Ausführlich befasste sich Modrow mit der Frage, wird Kuba sich mit den vielfältigen Maßnahmen bis zum klug und rechtzeitig eingeleiteten Generationswechsel in der Führung gegen den Aggressionskurs der USA behaupten. Dabei fällt, wie schon erwähnt, auf, dass er mit keinem Wort darauf einging, dass der entscheidende Faktor ist und bleibt, die führende Rolle der kommunistischen Partei in diesem Prozess zu sichern. Dasselbe auch auf China wie auch Vietnam zutrifft.

Summa summarum kann man am Ende dieser Recherche zwar begrüßen, dass Hans Modrow diesen Weg des Nachdenkens und Korrigierens einschlug, er aber kaum etwas unternahm, dem in seiner Partei vorherrschenden Rechtskurs Einhalt zu gebieten, um den Linken Auftrieb zu verschaffen.

Anmerkungen:

1 Nach zu lesen in dem Buch, „Ich wollte ein Neues Deutschland“ (Dietz Verlag Berlin 1998), das Modrow zusammen mit Hans Dieter Schütt, dem früheren Chefredakteur der „jungen Welt“ und späteren langjährigem Ressortchef des „ND“, schrieb. Ich habe das Buch ausführlich in den „Weißenseer Blättern“ 1/1999 vorgestellt: Zu Hans Modrows Buch „Ich wollte ein Neues Deutschland“.

2 Eberhard Czichon/Heinz Marohn: „Das Geschenk. Die DDR im Perestroika-Ausverkauf“, PapyRossa, Köln 1999, S. 345.

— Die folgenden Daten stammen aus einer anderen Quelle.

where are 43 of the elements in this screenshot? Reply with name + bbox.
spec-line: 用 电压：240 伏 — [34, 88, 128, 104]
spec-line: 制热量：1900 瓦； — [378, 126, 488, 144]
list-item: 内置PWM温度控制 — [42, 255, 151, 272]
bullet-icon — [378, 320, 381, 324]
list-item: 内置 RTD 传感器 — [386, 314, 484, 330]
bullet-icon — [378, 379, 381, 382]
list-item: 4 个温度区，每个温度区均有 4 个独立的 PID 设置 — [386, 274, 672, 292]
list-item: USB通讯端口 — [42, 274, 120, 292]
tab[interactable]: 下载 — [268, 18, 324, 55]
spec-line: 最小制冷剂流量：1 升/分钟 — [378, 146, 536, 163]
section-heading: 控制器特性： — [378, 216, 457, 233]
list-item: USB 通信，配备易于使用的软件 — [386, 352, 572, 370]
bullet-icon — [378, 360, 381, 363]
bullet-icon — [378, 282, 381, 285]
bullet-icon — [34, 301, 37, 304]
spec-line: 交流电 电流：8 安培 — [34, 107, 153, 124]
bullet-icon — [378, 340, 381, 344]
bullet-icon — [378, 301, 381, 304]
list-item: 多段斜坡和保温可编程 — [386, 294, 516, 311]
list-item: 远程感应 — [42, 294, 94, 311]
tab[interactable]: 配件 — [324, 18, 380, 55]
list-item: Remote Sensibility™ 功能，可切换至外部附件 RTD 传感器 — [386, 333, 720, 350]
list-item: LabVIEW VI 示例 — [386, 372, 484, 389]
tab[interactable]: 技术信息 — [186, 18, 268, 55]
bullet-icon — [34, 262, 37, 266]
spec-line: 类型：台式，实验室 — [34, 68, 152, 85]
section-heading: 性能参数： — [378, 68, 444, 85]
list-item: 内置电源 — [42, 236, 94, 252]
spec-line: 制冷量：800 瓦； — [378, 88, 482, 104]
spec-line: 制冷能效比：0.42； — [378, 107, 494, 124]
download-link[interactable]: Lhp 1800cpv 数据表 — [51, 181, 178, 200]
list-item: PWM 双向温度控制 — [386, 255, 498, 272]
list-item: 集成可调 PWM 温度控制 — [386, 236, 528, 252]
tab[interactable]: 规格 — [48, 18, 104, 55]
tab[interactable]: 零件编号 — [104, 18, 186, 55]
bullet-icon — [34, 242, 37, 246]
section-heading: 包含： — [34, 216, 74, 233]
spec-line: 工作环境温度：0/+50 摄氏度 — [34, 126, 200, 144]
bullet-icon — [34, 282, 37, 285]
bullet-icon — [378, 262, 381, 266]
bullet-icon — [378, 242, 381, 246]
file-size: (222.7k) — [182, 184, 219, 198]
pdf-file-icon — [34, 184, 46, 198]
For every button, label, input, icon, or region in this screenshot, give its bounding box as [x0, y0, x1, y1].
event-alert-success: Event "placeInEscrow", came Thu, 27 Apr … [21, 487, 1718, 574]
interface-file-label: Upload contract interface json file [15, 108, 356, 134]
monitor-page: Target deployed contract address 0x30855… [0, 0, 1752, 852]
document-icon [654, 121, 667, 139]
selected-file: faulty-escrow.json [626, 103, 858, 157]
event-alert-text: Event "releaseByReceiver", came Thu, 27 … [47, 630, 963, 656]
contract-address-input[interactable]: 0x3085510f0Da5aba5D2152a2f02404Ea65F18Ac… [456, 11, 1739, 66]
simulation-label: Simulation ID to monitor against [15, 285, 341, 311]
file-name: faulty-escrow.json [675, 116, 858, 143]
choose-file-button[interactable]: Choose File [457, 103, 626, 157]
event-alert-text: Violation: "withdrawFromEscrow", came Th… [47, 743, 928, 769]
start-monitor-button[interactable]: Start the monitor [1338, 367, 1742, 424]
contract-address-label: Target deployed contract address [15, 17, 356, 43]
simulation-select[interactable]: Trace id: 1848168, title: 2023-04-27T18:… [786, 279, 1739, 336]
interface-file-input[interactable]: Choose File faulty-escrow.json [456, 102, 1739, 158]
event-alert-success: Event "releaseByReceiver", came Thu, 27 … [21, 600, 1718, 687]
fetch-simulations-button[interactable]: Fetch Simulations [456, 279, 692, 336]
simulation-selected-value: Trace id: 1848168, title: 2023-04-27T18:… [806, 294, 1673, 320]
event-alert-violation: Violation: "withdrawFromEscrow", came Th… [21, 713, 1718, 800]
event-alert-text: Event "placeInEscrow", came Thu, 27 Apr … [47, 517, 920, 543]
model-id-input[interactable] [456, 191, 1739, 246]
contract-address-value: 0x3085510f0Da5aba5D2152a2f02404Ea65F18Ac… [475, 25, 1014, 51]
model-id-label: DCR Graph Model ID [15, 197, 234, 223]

3 Auch ihn kannte ich gut. Während meiner Zeit in Kinshasa, wo ich von 1983 bis 1987 Botschafter war, war er als Stellvertretender Minister mein zuständiger Ressort-Chef und kannte meine Einschätzung zu Gorbatschow. In der „Wende“-Zeit hatte ich Gelegenheit mich mit ihm darüber und u. a. auch über Modrow auszutauschen.

4 Gerd König: „Erinnerungen des letzten DDR-Botschafters in Moskau. Fiasko eines Bruderbundes“. Berlin 2010, S. 394.

5 „Keine Zeit für Illusionen“. Karl-Heinz Arnold: Mit Hans Modrow erlebt: das vorletzte Kapitel der DDR-Geschichte. Wochenpost, Nr. 38/1990.

6 König, S. 393 ff.

7 Konkret-Verlag, Hamburg 1991.

8 „Hans Modrow über verpasste Chancen und das Ende der DDR“. „ND“ zur Modrow-Initiative „Deutschland einig Vaterland“, 1. Februar 2000.

9 Heinz Engelhard mit Peter Böhm: Der letzte Mann. Coundown fürs MfS, Edition Ost, Berlin 2019.

10 Im Gespräch mit „junge Welt“ , 13. Juli 2019.

11 Bis zu seinem Rücktritt 1986 Chef der HVA (Auslandsaufklärung) des MfS.

12 Hans Modrow: Von Schwerin bis Strasbourg. Edition ost, Berlin 2001.

13 “Verfolgung von Angehörigen der NVA beenden“, ND, 23. Juli 1997.

14 „Unsere Zeit“, Volker Hermsdorf: Gespräch mit Hans Modrow, 28. Mai 1999.

15 Selbst in diesem Satz wird schon wieder die Wahrheit verdreht, denn es war, selbst nach dem Grundgesetzt, keine Vereinigung, sondern ein Anschluss (Beitritt).

16 Hans Modrow: „Demokratie von unten und oben verbinden“, Neues Deutschland, 17. November 1999.

17 Nachzulesen in dem bereits angeführten Buch Volker Hermsdorfs.

18 Ich will hier nicht beckmessern, aber es ist schon so, dass Positionen der Solidarität mit dem Volk Kubas, das seine sozialistische Ordnung gegen die Angriffe der USA verteidigt, kein Internationalismus sind und Modrow auch, wie ich das im Weiteren darlege, einem klaren Bekenntnis zur führenden Rolle der KP Kubas auswich. Das wurde auch in der Führung Kubas, für die die Solidarität Modrows eine wertvolle Hilfe war und ist, so gesehen.